Interestingly, on Chinese forums and in some analytical texts the thesis popular in Western criticism of Trump is actively discussed: that the current administration allegedly “produces crises in order to solve them at a convenient moment — for midterm elections,” thereby manipulating both the domestic electorate and foreign partners. On one major Chinese discussion platform a participant dissects how the combination of US debt burdens, defense and social spending supposedly pushes the administration to use geopolitical shocks to justify monetary and fiscal maneuvering.(reddit.com)

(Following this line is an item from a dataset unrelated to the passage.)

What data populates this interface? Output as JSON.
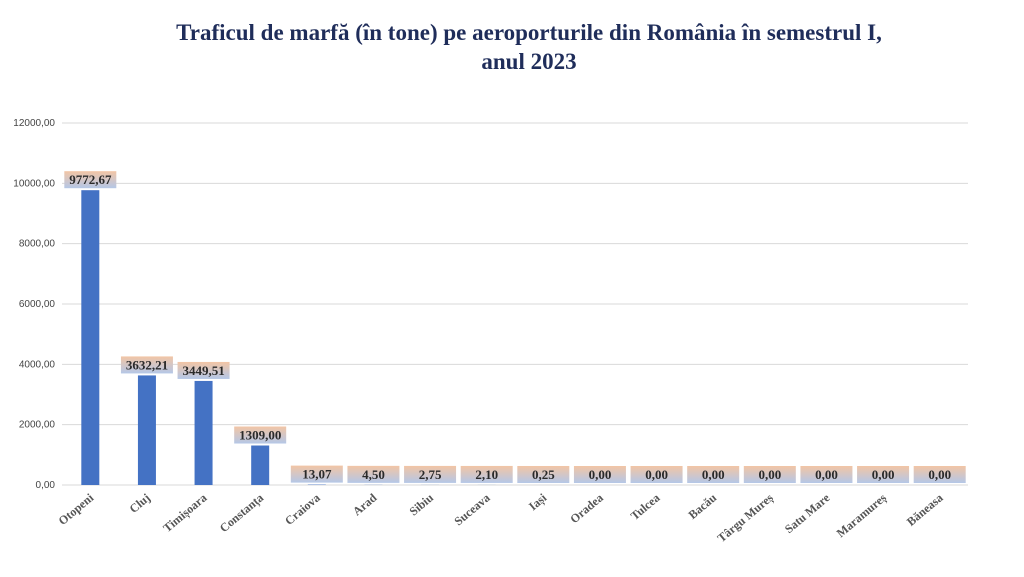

European, Middle Eastern and Chinese assessments converge on one point: trust in US predictability is declining, even if military and financial dependence persists. However, in each region this takes on its own coloring.
In France and more broadly in the EU the main question is framed as the dilemma of “autonomy within dependence”: is it possible to build a more independent defense and industrial policy while remaining in NATO and relying on American nuclear deterrence and technology? French analysts use commentary on the Iranian campaign and waves of tension in the straits as an argument for accelerating European defense programs — from air defense to naval forces capable of protecting sea lines of communication without constantly looking to the Pentagon.(fdd.org)
In the Gulf states the reaction is more pragmatic. Saudi and Emirati commentators simultaneously note that the region is not yet ready to live without the US; but they increasingly discuss multivector policies — from dialogue with Iran to deepening ties with China and India — to reduce vulnerability to Washington’s pivots. Agreements on Bab al‑Mandeb and efforts to secure the Strait of Hormuz are interpreted as spaces where Arab states can act not as passive allies but as more independent mediators and players.(marketscreener.com)
And in China the US is increasingly seen less as an unattainable model and more as an object of cool analysis: how deep are their internal contradictions, how long can they sustain simultaneous confrontations with China and Russia, Iran and several Latin American countries. Regardless of attitudes toward the American system, for Chinese authors the main question is how to adapt to an era of “prolonged American decline” without underestimating Washington’s remaining capabilities.(blog.leowang.net)
There is much bias and many agendas in all of this. The French press sometimes overstates Europe’s autonomous potential; Middle Eastern commentators tend to ascribe excessive cynicism to the US; and Chinese reports sometimes fit facts to a preordained “decline of the hegemon” chart. But it is precisely in these local perspectives that the main point is clearest: the United States remains a central actor in world politics, yet fewer countries are willing to accept American leadership as natural and without alternative.
France, Saudi Arabia and China today are not so much arguing whether they are “for” or “against” the US as trying to find ways to live in a world where America remains strong but no longer sets the rules alone.